For several years, the ovarian cancer researchers have focused on biomarkers, proteins secreted by tumors, hoping to find one or more that show up early in the disease’s progress. Few ovarian cancer cases are diagnosed early, when treatment has a high cure rate.
The researchers analyzed stored blood samples collected over several years for a previous research study involving female smokers. Ultimately, 34 of those women were diagnosed with ovarian cancer. Looking at the blood samples, taken periodically up to 18 years before diagnosis, the researchers found that three of six biomarkers, including one known as CA125, increased in cancer patients up to three years before diagnosis, compared with patients without ovarian cancer.
But at that early stage, the levels weren’t high enough to accurately predict the disease, researchers found. A high degree of accuracy is required for such tests, the researchers wrote, “because a definitive diagnosis requires surgery.”

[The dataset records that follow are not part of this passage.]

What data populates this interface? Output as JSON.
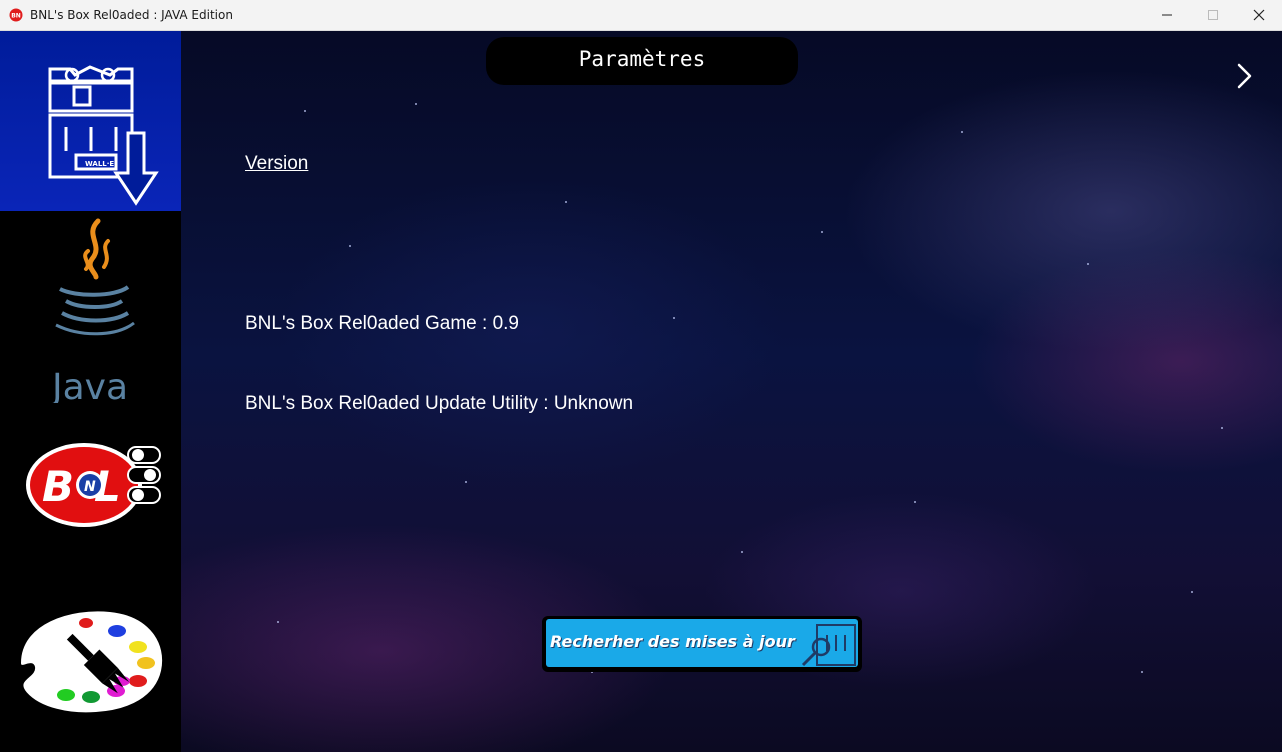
{
  "window": {
    "title": "BNL's Box Rel0aded : JAVA Edition",
    "icons": [
      "app-icon",
      "minimize-icon",
      "maximize-icon",
      "close-icon"
    ]
  },
  "sidebar": {
    "items": [
      {
        "name": "wall-e-updater",
        "icon": "wall-e-download-icon",
        "active": true
      },
      {
        "name": "java",
        "icon": "java-logo-icon",
        "active": false
      },
      {
        "name": "bnl",
        "icon": "bnl-logo-icon",
        "active": false
      },
      {
        "name": "themes",
        "icon": "palette-icon",
        "active": false
      }
    ],
    "active_color": "#001c9a"
  },
  "main": {
    "title": "Paramètres",
    "version_link": "Version",
    "game_version_line": "BNL's Box Rel0aded Game : 0.9",
    "updater_version_line": "BNL's Box Rel0aded Update Utility : Unknown",
    "update_button_label": "Recherher des mises à jour",
    "next_icon": "chevron-right-icon"
  },
  "colors": {
    "update_button": "#1aa9e8",
    "background_deep": "#0a1340"
  }
}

Only at a year or less before the women were diagnosed did the biomarkers’ levels in the blood become more accurate.
A cancer expert who was not involved in the study said any lead time could help.
“Finding ovarian cancer a year earlier could have a significant impact,” said Dr. Barbara Goff, a surgeon and director of gynecologic oncology at the University of Washington. “Even three months makes a huge difference when you’re going into someone’s belly.”
Goff said results may have been skewed because samples came from smokers. “It’s unclear whether that could have altered the biologic nature of these biomarkers.”
Even so, she termed the study’s results “incredibly exciting -- but very, very preliminary.”
In the U.S., more than 21,000 women were diagnosed with ovarian cancer last year, and nearly 15,000 died from it, according to the American Cancer Society. A woman’s risk of getting invasive ovarian cancer increases with age; overall, a woman has a 1 in 71 chance of contracting the disease. Early symptoms, such as bloating and abdominal pain, can be mistaken for common ailments.
Researcher Urban is an ovarian cancer survivor. She was diagnosed nearly 40 years ago virtually by accident, while she was being treated for another ovarian condition.